Fernando, a native of Old Bridge, New Jersey, has been giving away socks to the homeless since last September, as part of an effort she’s dubbed Socks in the City.
Thanks to recent efforts of the Fordham community, she won’t run out of supplies any time soon. At an end of year reception held May 11 at the Rose Hill campus by the Fordham University Association, nearly 600 pairs were donated to Socks in the City, along with $93 for additional purchases. More socks collected by the Office of Mission Integration and Planning put the number at nearly 800.
Fernando, who aspires to become a social worker, has been helping the homeless since she was 11. She started out by giving sandwiches, but after talking to the people she encountered, she learned that what they needed most were socks, as well as toiletries.
“When there are clothing drives, people always think of coats and shirts and pants, which are very important. But socks are something that people take for granted,” she said.
Up until May, Socks in the City existed as a single donation bin in Fernando’s residence hall. Fernando herself keeps an assortment of 20 pairs on her at all times in case she encounters a homeless person during her daily routine, and also gives them to residents of the Ned Coughlin, S.J., Men’s Shelter in the West Village, where she volunteers twice a week.
The donation bin eventually led her to the Fordham University Association, which promotes engagement between faculty and staff. One of Fernando’s floor mates attended a résumé-building workshop run by Alby Tello, director of career development at the Graduate School of Social Service (GSS). When the subject of including volunteer work on a résumé came up, Tello said he told her about Fernando’s Socks in the City project.
“I’m always hosting events at GSS and with the Fordham University Association (FUA), and we’ve been trying to get more involved with the community. I don’t really believe in coincidences; I think this was totally meant to be,” Tello said. “It was like love at first sight. [Fernando] is so endearing, and so sweet and so smart, so we started working together.”
Tello said she was particularly impressed that Fernando took the time to learn what the homeless actually need.
“In social work, we call that a needs assessment,” she said. “We have our own ideas as professionals, but talking to community, she found out that they really need socks,” she said.
For Fernando, the FUA’s “Soul to Sole,” reception held on May 11, was a roaring success. Her first fundraiser, a student viewing of the movie Sex in the City, had netted just 60 pairs of socks; the FUA gathering netted 584 pairs of socks.

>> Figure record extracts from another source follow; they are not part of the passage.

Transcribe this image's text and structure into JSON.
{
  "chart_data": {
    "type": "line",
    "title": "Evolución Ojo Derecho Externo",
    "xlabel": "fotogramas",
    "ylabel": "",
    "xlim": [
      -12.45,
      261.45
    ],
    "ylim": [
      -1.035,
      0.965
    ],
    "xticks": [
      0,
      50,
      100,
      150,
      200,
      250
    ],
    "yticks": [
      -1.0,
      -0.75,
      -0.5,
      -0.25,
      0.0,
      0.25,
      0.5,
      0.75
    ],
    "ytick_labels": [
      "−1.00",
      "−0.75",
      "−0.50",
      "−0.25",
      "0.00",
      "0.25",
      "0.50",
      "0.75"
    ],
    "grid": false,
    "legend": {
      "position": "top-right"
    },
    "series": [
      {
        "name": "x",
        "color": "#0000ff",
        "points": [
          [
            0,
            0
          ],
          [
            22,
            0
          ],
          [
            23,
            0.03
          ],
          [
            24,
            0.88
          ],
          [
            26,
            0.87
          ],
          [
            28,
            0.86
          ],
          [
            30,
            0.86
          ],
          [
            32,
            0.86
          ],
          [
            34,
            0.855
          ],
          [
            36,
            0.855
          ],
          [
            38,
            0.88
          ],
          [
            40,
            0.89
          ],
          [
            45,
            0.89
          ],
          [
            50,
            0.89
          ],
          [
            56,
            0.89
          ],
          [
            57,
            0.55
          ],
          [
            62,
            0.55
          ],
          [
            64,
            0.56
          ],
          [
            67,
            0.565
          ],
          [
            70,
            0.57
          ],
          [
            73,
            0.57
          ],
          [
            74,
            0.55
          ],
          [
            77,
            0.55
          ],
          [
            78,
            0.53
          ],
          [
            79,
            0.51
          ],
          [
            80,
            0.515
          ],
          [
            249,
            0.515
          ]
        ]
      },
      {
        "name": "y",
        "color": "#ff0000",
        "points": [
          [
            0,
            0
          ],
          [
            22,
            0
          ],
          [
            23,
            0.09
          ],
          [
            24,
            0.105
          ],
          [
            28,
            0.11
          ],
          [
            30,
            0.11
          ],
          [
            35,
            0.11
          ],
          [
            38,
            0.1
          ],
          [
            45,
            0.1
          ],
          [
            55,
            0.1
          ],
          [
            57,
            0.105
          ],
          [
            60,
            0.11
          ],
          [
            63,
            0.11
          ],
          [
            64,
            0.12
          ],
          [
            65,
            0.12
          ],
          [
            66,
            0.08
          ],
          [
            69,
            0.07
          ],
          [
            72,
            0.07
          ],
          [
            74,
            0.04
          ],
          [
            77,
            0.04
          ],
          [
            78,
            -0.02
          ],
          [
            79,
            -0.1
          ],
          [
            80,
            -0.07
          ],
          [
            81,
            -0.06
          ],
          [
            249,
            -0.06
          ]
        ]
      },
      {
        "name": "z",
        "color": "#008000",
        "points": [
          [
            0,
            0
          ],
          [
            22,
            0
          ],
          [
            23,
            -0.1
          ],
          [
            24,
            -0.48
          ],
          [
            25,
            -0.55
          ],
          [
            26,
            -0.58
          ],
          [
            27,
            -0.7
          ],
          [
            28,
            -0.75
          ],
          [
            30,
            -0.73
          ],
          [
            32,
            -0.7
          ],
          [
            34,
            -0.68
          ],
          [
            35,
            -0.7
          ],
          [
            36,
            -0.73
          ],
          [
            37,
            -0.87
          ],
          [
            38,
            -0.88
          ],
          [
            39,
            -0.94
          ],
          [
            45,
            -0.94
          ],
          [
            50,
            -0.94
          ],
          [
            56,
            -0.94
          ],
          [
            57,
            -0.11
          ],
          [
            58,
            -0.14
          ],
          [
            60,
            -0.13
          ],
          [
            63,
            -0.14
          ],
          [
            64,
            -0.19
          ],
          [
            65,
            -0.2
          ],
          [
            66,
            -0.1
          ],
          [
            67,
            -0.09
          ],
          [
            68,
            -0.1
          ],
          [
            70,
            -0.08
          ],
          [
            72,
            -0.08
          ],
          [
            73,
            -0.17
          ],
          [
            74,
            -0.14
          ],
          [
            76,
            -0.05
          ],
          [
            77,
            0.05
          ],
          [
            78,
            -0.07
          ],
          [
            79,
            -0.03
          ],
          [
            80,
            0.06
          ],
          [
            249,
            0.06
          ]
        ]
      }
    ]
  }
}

The socks are in boxes in Old Bridge, but Fernando plans to give them out when she visits New York City in the summer, and on regular basis when classes resume in the fall. She also makes a point to introduce herself when she offers socks, and asks the recipients if they’d be willing to share a fun fact. A journal she keeps currently holds 200 answers, culled from the 600 or so people she’s met.
“I’m giving people what they need but I’m also aiming to re-humanize people who’ve been ignored a lot of the time. Remembering people when I see them again is very important, and having a fact to associate with them helps me remember them better,” she said.
“I once met a man in the park named Charles Jackson, who was about to get housing. He was telling me how he works so hard all the time, and he’s learned so much through experiencing hardship. He said the real learning happens after graduation, because the whole universe is your university.”